Tar zxvf kibana-4.1.2-linux-x64.tar.gz-C/opt

3. Create a log directory

Mkdir-p/opt/kibanalog

4. Configuration
1) backup configuration

Cp/opt/kibana-4.1.2-linux-x64/config/kibana. yml/opt/kibana-4.1.2-linux-x64/config/kibana. yml. bak

2) modify the configuration

Sed-I's! ^ Elasticsearch_url :.*! Elasticsearch_url: "http: // 192.168.0.1: 9200 "! G'/opt/kibana-4.1.2-linux-x64/config/kibana. yml
Sed-I's! ^ Host :.*! Host: "192.168.0.1 "! G'/opt/kibana-4.1.2-linux-x64/config/kibana. yml

5. Start the service

Cd/opt/kibanalog & nohup/opt/kibana-4.1.2-linux-x64/bin/kibana &

6. View processes and ports
1) view Processes

Ps aux | grep kibana

2) view the port

Netstat-tupnl | grep 5601

7. Access on Windows

Http: // 192.168.0.1: 5601

8. Set startup

Echo "cd/opt/kibanalog & nohup/opt/kibana-4.1.2-linux-x64/bin/kibana &">/etc/rc. local

All software related to server A has been installed;

Now you can install the log collection program (server B), which can contain multiple

Install and configure logstash (agent) in clientB)

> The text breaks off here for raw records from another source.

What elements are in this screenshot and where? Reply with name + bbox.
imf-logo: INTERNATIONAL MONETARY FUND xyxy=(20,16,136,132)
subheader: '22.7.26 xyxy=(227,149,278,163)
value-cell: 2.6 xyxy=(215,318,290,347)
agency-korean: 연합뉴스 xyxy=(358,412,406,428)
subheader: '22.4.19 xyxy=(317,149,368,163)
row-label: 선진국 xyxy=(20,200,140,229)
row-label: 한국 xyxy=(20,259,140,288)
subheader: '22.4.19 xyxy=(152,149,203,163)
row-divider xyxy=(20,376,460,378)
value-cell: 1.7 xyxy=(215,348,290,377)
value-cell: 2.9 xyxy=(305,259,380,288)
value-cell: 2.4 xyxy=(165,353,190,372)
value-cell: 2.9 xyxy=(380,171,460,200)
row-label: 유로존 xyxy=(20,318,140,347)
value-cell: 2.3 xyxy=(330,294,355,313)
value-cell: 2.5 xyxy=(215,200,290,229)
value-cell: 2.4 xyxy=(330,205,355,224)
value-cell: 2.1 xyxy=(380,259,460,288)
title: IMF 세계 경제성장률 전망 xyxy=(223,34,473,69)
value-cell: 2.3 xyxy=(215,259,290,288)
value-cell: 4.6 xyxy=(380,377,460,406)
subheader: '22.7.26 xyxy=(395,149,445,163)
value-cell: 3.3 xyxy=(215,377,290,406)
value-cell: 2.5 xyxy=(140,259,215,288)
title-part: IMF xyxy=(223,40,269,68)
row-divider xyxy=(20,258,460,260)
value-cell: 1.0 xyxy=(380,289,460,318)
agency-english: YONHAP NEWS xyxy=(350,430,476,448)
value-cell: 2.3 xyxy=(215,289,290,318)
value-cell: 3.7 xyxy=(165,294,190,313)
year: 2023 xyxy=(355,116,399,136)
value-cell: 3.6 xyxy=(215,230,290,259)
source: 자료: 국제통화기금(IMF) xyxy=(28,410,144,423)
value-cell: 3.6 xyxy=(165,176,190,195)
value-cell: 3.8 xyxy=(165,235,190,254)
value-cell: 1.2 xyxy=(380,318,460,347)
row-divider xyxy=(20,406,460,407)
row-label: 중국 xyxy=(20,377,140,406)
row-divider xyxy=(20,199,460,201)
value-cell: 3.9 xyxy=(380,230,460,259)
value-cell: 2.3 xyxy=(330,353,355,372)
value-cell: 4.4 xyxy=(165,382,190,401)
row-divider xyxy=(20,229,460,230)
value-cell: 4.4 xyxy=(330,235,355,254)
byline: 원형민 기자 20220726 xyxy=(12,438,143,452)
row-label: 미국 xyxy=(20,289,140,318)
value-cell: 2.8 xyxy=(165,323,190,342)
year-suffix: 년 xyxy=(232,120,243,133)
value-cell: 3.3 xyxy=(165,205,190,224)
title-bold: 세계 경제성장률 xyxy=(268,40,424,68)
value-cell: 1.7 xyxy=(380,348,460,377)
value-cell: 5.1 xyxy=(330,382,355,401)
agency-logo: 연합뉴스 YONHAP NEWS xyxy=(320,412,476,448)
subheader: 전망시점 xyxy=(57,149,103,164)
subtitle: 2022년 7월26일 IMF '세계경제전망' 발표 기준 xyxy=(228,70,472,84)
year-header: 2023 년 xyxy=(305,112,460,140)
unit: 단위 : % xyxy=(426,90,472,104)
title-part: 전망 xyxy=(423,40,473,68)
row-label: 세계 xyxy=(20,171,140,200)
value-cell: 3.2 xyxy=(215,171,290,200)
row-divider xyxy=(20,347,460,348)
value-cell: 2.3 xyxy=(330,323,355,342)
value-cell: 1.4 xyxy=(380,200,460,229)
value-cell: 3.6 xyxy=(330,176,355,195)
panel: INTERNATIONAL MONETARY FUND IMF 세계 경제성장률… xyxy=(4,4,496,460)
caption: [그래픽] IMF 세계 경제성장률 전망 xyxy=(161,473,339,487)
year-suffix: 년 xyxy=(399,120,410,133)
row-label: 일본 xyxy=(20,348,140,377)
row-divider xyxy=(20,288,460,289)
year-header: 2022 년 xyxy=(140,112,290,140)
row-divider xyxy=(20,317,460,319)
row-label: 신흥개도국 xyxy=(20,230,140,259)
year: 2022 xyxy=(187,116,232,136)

1. Install the java environment

Yum-y list java *
Yum-y install openjdk-7-jdk

1. Download logstash

Wget https://download.elastic.co/logstash/logstash/packages/centos/logstash-1.5.4-1.noarch.rpm

2. Install logstash

Rpm-ivh logstash-1.5.4-1.noarch.rpm

3. configuration (this configuration file is not available by default)
1) Configure logstash_agent

Vim/etc/logstash/conf. d/logstash_agent.conf

Input {
File {
Path => "/tmp/*. log"
Start_position => beginning
}
}

Output {
Redis {
Host => "192.168.0.1"
Data_type => "list"
Key => "logstash: redis"
}
}

5. Start the service
 
/Etc/init. d/logstash start
Logstash started.

6. Use jps-mlv or ps-ef to view the process

Ps-ef | grep logst

7. Set startup

Update-rc.d: logstash ults
Update-rc.d: using dependency based boot sequencing

So far, server B has been installed and configured. You can configure N service B according to the needs of the log collection end.

How to view logs:

1. View redis logs

Cat/var/log/redis/redis-server.log.

2. View elasticsearch logs

Cat/var/log/elasticsearch. log
Tail-300f/var/log/elasticsearch. log

3. View logstash logs

Cat/var/log/logstash. errtail-30f/var/log/logstash. err

4. View kibana logs

Cat/opt/kibanalog/nohup. out
Tail-30f/opt/kibanalog/nohup. out

Error Handling

1) unable to fetch mapping, do you have indices matching the pattem?

Kibana reports this error because it does not come from logstash. Generally, it checks data transmission.